“WITHIN THE EDGES”
In this on-line exhibition, Second Year Durham College Fine Arts students were encouraged to engage in a dialogue about the importance of getting outdoors and going on regular walks during a global pandemic. In particular, the exhibition asked each artist to visually examine what impact wandering into and exploring “edgelands” could potentially have on their physical and mental health.
Edgelands, a term coined by geographer Marion Shoard can be defined as: “the variety of landscapes on our doorstep, in our built environment.” These landscapes exist in urban and suburban settings, but also can be found in rural settings. Specifically, they are swaths of land that seemingly no one and yet everyone owns. Situated between functional and private cultivated spaces edgelands can be considered feral in the sense that at one time tamped down by human settlement, these swaths of land through natural forces have or are in the process of returning to a wild, uncultivated state.

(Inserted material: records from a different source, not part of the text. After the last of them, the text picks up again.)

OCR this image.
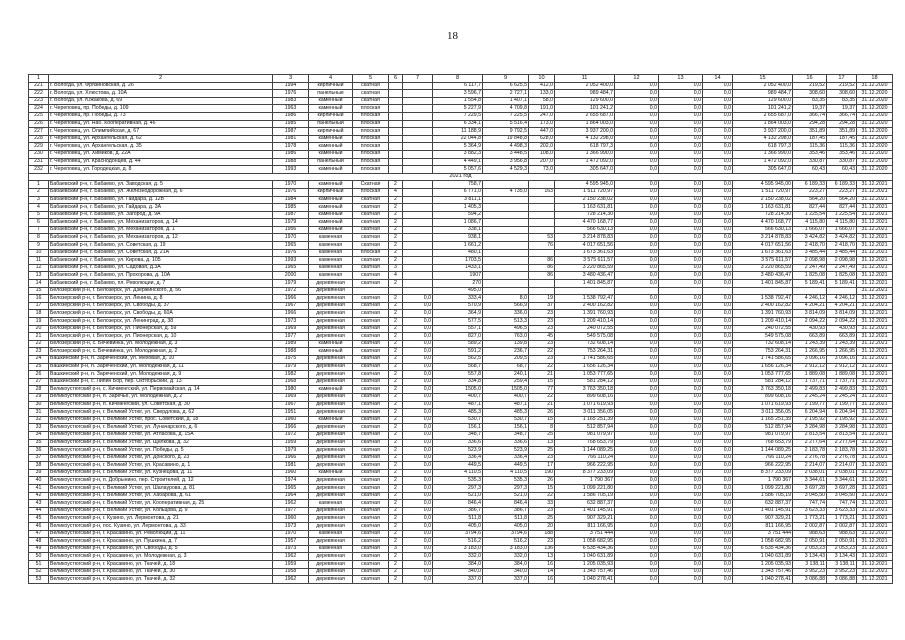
18
1	2	3	4	5	6	7	8	9	10	11	12	13	14	15	16	17	18
221	г. Вологда, ул. Фрязиновская, д. 26	1994	кирпичный	скатная			6 117,7	6 625,5	412,0	2 052 400,0	0,0	0,0	0,0	2 052 400,0	219,52	219,52	31.12.2020
222	г. Вологда, ул. Хлюстова, д. 10А	1976	панельные	скатная			3 596,7	2 727,1	133,0	989 484,7	0,0	0,0	0,0	989 484,7	308,60	308,60	31.12.2020
223	г. Вологда, ул. Южакова, д. 69	1983	каменный	скатная			1 554,8	1 407,1	58,0	129 600,0	0,0	0,0	0,0	129 600,0	83,35	83,35	31.12.2020
224	г. Череповец, пр. Победы, д. 109	1963	каменный	плоская			5 227,9	4 709,8	191,0	101 241,2	0,0	0,0	0,0	101 241,2	19,37	19,37	31.12.2020
225	г. Череповец, пр. Победы, д. 73	1986	кирпичный	плоская			7 229,5	7 225,5	247,0	2 655 687,0	0,0	0,0	0,0	2 655 687,0	366,74	366,74	31.12.2020
226	г. Череповец, ул. Наб. Кооперативная, д. 46	1985	панельный	плоская			6 334,1	5 516,4	173,0	1 864 003,0	0,0	0,0	0,0	1 864 003,0	294,28	294,28	31.12.2020
227	г. Череповец, ул. Олимпийская, д. 67	1987	кирпичный	плоская			11 188,9	9 792,5	447,0	3 937 200,0	0,0	0,0	0,0	3 937 200,0	351,89	351,89	31.12.2020
228	г. Череповец, ул. Архангельская, д. 62	1981	каменный	плоская			22 044,8	19 848,8	628,0	4 132 298,0	0,0	0,0	0,0	4 132 298,0	187,45	187,45	31.12.2020
229	г. Череповец, ул. Архангельская, д. 35	1978	каменный	плоская			5 364,9	4 498,3	202,0	618 797,3	0,0	0,0	0,0	618 797,3	115,36	115,36	31.12.2020
230	г. Череповец, ул. Химиков, д. 22А	1986	каменный	плоская			3 882,3	3 448,5	108,0	1 366 990,0	0,0	0,0	0,0	1 366 990,0	353,46	353,46	31.12.2020
231	г. Череповец, ул. Краснодонцев, д. 44	1988	панельный	плоская			4 449,1	3 956,8	207,0	1 472 092,0	0,0	0,0	0,0	1 472 092,0	330,87	330,87	31.12.2020
232	г. Череповец, ул. Городецкая, д. 8	1993	каменный	плоская			5 057,6	4 529,3	73,0	305 647,0	0,0	0,0	0,0	305 647,0	60,43	60,43	31.12.2020
2021 год																	
1	Бабаевский р-н, г. Бабаево, ул. Заводская, д. 5	1970	каменный	Скатная	2		758,7			4 595 945,0	0,0	0,0	0,0	4 595 945,00	6 189,33	6 189,33	31.12.2021
2	Бабаевский р-н, г. Бабаево, ул. Железнодорожная, д. 6	1976	кирпичный	плоская	4		6 771,0	4 735,0	163	1 511 720,97	0,0	0,0	0,0	1 511 720,97	223,27	223,27	31.12.2021
3	Бабаевский р-н, г. Бабаево, ул. Гайдара, д. 12В	1984	каменный	скатная	2		3 811,1			2 150 238,02	0,0	0,0	0,0	2 150 238,02	564,20	564,20	31.12.2021
4	Бабаевский р-н, г. Бабаево, ул. Гайдара, д. 3А	1985	каменный	скатная	2		1 405,3			1 163 631,81	0,0	0,0	0,0	1 163 631,81	827,44	827,44	31.12.2021
5	Бабаевский р-н, г. Бабаево, ул. Загород, д. 9А	1987	каменный	скатная	2		594,2			728 214,30	0,0	0,0	0,0	728 214,30	1 225,54	1 225,54	31.12.2021
6	Бабаевский р-н, г. Бабаево, ул. Механизаторов, д. 14	1979	каменный	скатная	2		1 086,7			4 470 168,77	0,0	0,0	0,0	4 470 168,77	4 115,80	4 115,80	31.12.2021
7	Бабаевский р-н, г. Бабаево, ул. Механизаторов, д. 1	1956	каменный	скатная	2		338,1			566 630,13	0,0	0,0	0,0	566 630,13	1 666,07	1 666,07	31.12.2021
8	Бабаевский р-н, г. Бабаево, ул. Механизаторов, д. 12	1970	каменная	скатная	2		938,1		53	3 214 878,83	0,0	0,0	0,0	3 214 878,83	3 424,82	3 424,82	31.12.2021
9	Бабаевский р-н, г. Бабаево, ул. Советская, д. 19	1965	каменная	скатная	2		1 661,2		76	4 017 651,56	0,0	0,0	0,0	4 017 651,56	2 418,70	2 418,70	31.12.2021
10	Бабаевский р-н, г. Бабаево, ул. Советская, д. 21А	1976	каменная	плоская	2		480,1			1 673 361,63	0,0	0,0	0,0	1 673 361,63	3 485,44	3 485,44	31.12.2021
11	Бабаевский р-н, г. Бабаево, ул. Кирова, д. 105	1993	каменная	скатная	2		1703,5		86	3 575 611,57	0,0	0,0	0,0	3 575 611,57	2 098,98	2 098,98	31.12.2021
12	Бабаевский р-н, г. Бабаево, ул. Садовая, д.3А	1965	каменная	скатная	3		1433,1		86	3 220 865,59	0,0	0,0	0,0	3 220 865,59	2 247,49	2 247,49	31.12.2021
13	Бабаевский р-н, г. Бабаево, ул. Прохорова, д. 10А	2000	каменная	скатная	4		1907		86	3 480 436,47	0,0	0,0	0,0	3 480 436,47	1 825,08	1 825,08	31.12.2021
14	Бабаевский р-н, г. Бабаево, пл. Революции, д. 7	1979	деревянная	скатная	2		270			1 401 845,87	0,0	0,0	0,0	1 401 845,87	5 189,41	5 189,41	31.12.2021
15	Белозерский р-н, г. Белозерск, ул. Дзержинского, д. 56	1972	деревянная				495,0										31.12.2021
16	Белозерский р-н, г. Белозерск, ул. Ленина, д. 8	1966	деревянная	скатная	2	0,0	333,4	8,0	19	1 538 792,47	0,0	0,0	0,0	1 538 792,47	4 246,12	4 246,12	31.12.2021
17	Белозерский р-н, г. Белозерск, ул. Свободы, д. 37	1967	деревянная	скатная	2	0,0	570,9	566,9	37	2 400 162,82	0,0	0,0	0,0	2 400 162,82	4 204,21	4 204,21	31.12.2021
18	Белозерский р-н, г. Белозерск, ул. Свободы, д. 60А	1966	деревянная	скатная	2	0,0	364,9	336,0	23	1 391 760,93	0,0	0,0	0,0	1 391 760,93	3 814,09	3 814,09	31.12.2021
19	Белозерский р-н, г. Белозерск, ул. Ленинград, д. 38	1973	деревянная	скатная	2	0,0	577,5	513,3	23	1 209 410,14	0,0	0,0	0,0	1 209 410,14	2 094,22	2 094,22	31.12.2021
20	Белозерский р-н, г. Белозерск, ул. Пионерская, д. 59	1969	деревянная	скатная	2	0,0	557,1	496,5	23	240 072,55	0,0	0,0	0,0	240 072,55	430,93	430,93	31.12.2021
21	Белозерский р-н, г. Белозерск, ул. Пионерская, д. 10	1977	деревянная	скатная	2	0,0	827,0	763,0	45	549 575,08	0,0	0,0	0,0	549 575,08	663,89	663,89	31.12.2021
22	Белозерский р-н, с. Бечевинка, ул. Молодежная, д. 3	1989	каменный	скатная	2	0,0	589,2	139,8	23	732 608,14	0,0	0,0	0,0	732 608,14	1 243,39	1 243,39	31.12.2021
23	Белозерский р-н, с. Бечевинка, ул. Молодежная, д. 2	1988	каменный	скатная	2	0,0	591,2	236,7	22	753 264,31	0,0	0,0	0,0	753 264,31	1 266,95	1 266,95	31.12.2021
24	Вашкинский р-н, п. Зареченский, ул. Меховая, д. 10	1975	деревянная	скатная	2	0,0	562,5	209,5	23	1 741 586,65	0,0	0,0	0,0	1 741 586,65	3 096,16	3 096,16	31.12.2021
25	Вашкинский р-н, п. Зареченский, ул. Молодежная, д. 11	1979	деревянная	скатная	2	0,0	568,7	68,7	22	1 656 126,34	0,0	0,0	0,0	1 656 126,34	2 912,12	2 912,12	31.12.2021
26	Вашкинский р-н, п. Зареченский, ул. Молодежная, д. 9	1982	деревянная	скатная	2	0,0	557,8	240,1	21	1 053 777,65	0,0	0,0	0,0	1 053 777,65	1 889,08	1 889,08	31.12.2021
27	Вашкинский р-н, с. Липин Бор, пер. Октябрьский, д. 13	1968	деревянная	скатная	2	0,0	334,8	259,4	15	581 284,12	0,0	0,0	0,0	581 284,12	1 737,71	1 737,71	31.12.2021
28	Великоустюгский р-н, с. Кичменгский, ул. Первомайская, д. 14	1980	каменный	скатная	2	0,0	1505,0	1505,0	77	3 763 350,18	0,0	0,0	0,0	3 763 350,18	2 499,83	2 499,83	31.12.2021
29	Великоустюгский р-н, п. Заречье, ул. Молодежная, д. 2	1969	деревянная	скатная	2	0,0	400,7	400,7	22	899 608,16	0,0	0,0	0,0	899 608,16	2 245,24	2 245,24	31.12.2021
30	Великоустюгский р-н, п. Кичменгский, ул. Советская, д. 30	1967	деревянная	скатная	2	0,0	487,1	487,1	21	1 071 619,93	0,0	0,0	0,0	1 071 619,93	2 199,77	2 199,77	31.12.2021
31	Великоустюгский р-н, г. Великий Устюг, ул. Свердлова, д. 62	1951	деревянная	скатная	2	0,0	485,3	485,3	26	3 011 356,05	0,0	0,0	0,0	3 011 356,05	6 204,94	6 204,94	31.12.2021
32	Великоустюгский р-н, г. Великий Устюг, прос. Советский, д. 18	1960	каменный	скатная	2	0,0	530,7	530,7	15	1 165 251,39	0,0	0,0	0,0	1 165 251,39	2 195,92	2 195,92	31.12.2021
33	Великоустюгский р-н, г. Великий Устюг, ул. Луначарского, д. 6	1966	деревянная	скатная	2	0,0	156,1	156,1	8	512 857,94	0,0	0,0	0,0	512 857,94	3 284,98	3 284,98	31.12.2021
34	Великоустюгский р-н, г. Великий Устюг, ул. Атласова, д. 15А	1972	деревянная	скатная	2	0,0	348,7	348,7	25	981 079,97	0,0	0,0	0,0	981 079,97	2 813,54	2 813,54	31.12.2021
35	Великоустюгский р-н, г. Великий Устюг, ул. Щелкова, д. 32	1959	деревянная	скатная	2	0,0	336,6	336,6	13	768 653,79	0,0	0,0	0,0	768 653,79	2 277,64	2 277,64	31.12.2021
36	Великоустюгский р-н, г. Великий Устюг, ул. Победы, д. 5	1979	деревянная	скатная	2	0,0	523,9	523,9	25	1 144 089,25	0,0	0,0	0,0	1 144 089,25	2 183,78	2 183,78	31.12.2021
37	Великоустюгский р-н, г. Великий Устюг, ул. Донского, д. 23	1966	деревянная	скатная	2	0,0	336,4	336,4	23	766 110,24	0,0	0,0	0,0	766 110,24	2 276,78	2 276,78	31.12.2021
38	Великоустюгский р-н, г. Великий Устюг, ул. Красавино, д. 1	1981	деревянная	скатная	2	0,0	449,5	449,5	17	966 222,95	0,0	0,0	0,0	966 222,95	2 214,07	2 214,07	31.12.2021
39	Великоустюгский р-н, г. Великий Устюг, ул. Кузнецова, д. 11	1960	каменный	скатная	2	0,0	4 110,5	4 110,5	190	8 377 233,09	0,0	0,0	0,0	8 377 233,09	2 038,01	2 038,01	31.12.2021
40	Великоустюгский р-н, п. Добрынино, пер. Строителей, д. 12	1974	деревянная	скатная	2	0,0	535,3	535,3	26	1 790 367	0,0	0,0	0,0	1 790 367	3 344,61	3 344,61	31.12.2021
41	Великоустюгский р-н, г. Великий Устюг, ул. Шалаурова, д. 81	1965	деревянная	скатная	2	0,0	297,3	297,3	15	1 099 221,80	0,0	0,0	0,0	1 099 221,80	3 697,28	3 697,28	31.12.2021
42	Великоустюгский р-н, г. Великий Устюг, ул. Хабарова, д. 61	1964	деревянная	скатная	2	0,0	521,0	521,0	22	1 586 705,19	0,0	0,0	0,0	1 586 705,19	3 045,50	3 045,50	31.12.2021
43	Великоустюгский р-н, г. Великий Устюг, ул. Кооперативная, д. 25	1962	каменная	скатная	2	0,0	846,4	846,4	33	632 887,37	0,0	0,0	0,0	632 887,37	747,74	747,74	31.12.2021
44	Великоустюгский р-н, г. Великий Устюг, ул. Кольцова, д. 9	1977	деревянная	скатная	2	0,0	386,7	386,7	23	1 401 145,91	0,0	0,0	0,0	1 401 145,91	3 623,33	3 623,33	31.12.2021
45	Великоустюгский р-н, г. Кузино, ул. Лермонтова, д. 21	1960	деревянная	скатная	2	0,0	511,8	511,8	25	907 329,21	0,0	0,0	0,0	907 329,21	1 773,21	1 773,21	31.12.2021
46	Великоустюгский р-н, пос. Кузино, ул. Лермонтова, д. 33	1973	деревянная	скатная	2	0,0	405,0	405,0	20	811 166,95	0,0	0,0	0,0	811 166,95	2 002,87	2 002,87	31.12.2021
47	Великоустюгский р-н, г. Красавино, ул. Революции, д. 11	1970	каменная	скатная	2	0,0	3794,6	3794,6	188	3 751 444	0,0	0,0	0,0	3 751 444	988,63	988,63	31.12.2021
48	Великоустюгский р-н, г. Красавино, ул. Пушкина, д. 7	1957	деревянная	скатная	2	0,0	516,2	516,2	23	1 058 682,95	0,0	0,0	0,0	1 058 682,95	2 050,91	2 050,91	31.12.2021
49	Великоустюгский р-н, г. Красавино, ул. Свободы, д. 5	1973	каменная	скатная	3	0,0	3 183,0	3 183,0	136	6 535 434,36	0,0	0,0	0,0	6 535 434,36	2 053,23	2 053,23	31.12.2021
50	Великоустюгский р-н, г. Красавино, ул. Молодежная, д. 3	1962	деревянная	скатная	2	0,0	332,0	332,0	13	1 040 631,89	0,0	0,0	0,0	1 040 631,89	3 134,43	3 134,43	31.12.2021
51	Великоустюгский р-н, г. Красавино, ул. Ткачей, д. 18	1959	деревянная	скатная	2	0,0	384,0	384,0	16	1 205 035,93	0,0	0,0	0,0	1 205 035,93	3 138,11	3 138,11	31.12.2021
52	Великоустюгский р-н, г. Красавино, ул. Ткачей, д. 30	1958	деревянная	скатная	2	0,0	340,0	340,0	14	1 343 757,46	0,0	0,0	0,0	1 343 757,46	3 952,23	3 952,23	31.12.2021
53	Великоустюгский р-н, г. Красавино, ул. Ткачей, д. 32	1962	деревянная	скатная	2	0,0	337,0	337,0	16	1 040 278,41	0,0	0,0	0,0	1 040 278,41	3 086,88	3 086,88	31.12.2021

To be geographically specific, edgelands can be considered the many wooded and shrub filled tracks of land that border creeks and streams, and the Ontario lakeshore. In southern Ontario certain of these spaces have been designated conservation areas, through which manmade paths (either sanctioned or unsanctioned) have been cut and are maintained through human activities. Some are relatively large and can be pinpointed on a map. Many others are inconspicuous and are known only to local inhabitants of a particular neighborhood.
Often edgelands have been created between planned suburban communities to allow space for drainage ditches on land deemed unsuitable and unable to sustain permanent dwellings. Notably, edgelands are not parks or parkland. In urban settings, edgelands can be considered back lanes, alleyways, and patches of ground where scratchy shrubs and grasses have grown up between the cracks in the cement. These mostly empty spaces lie in-between buildings wherein products are manufactured and can be purchased along with all variety of services.
During a global pandemic, taking a walk regardless the weather conditions has taken on new significance. Under lockdown orders and mostly confined to our homes and living spaces, the need to exercise outdoors has never been more important to our physical health and mental well-being. Anecdotally, it can be said more people than ever can be seen outside engaging in the most human of human activities: walking and strolling along the paved paths of our neighborhoods, and along rugged paths in the many edgelands prevalent in our urban, suburban, and rural environments.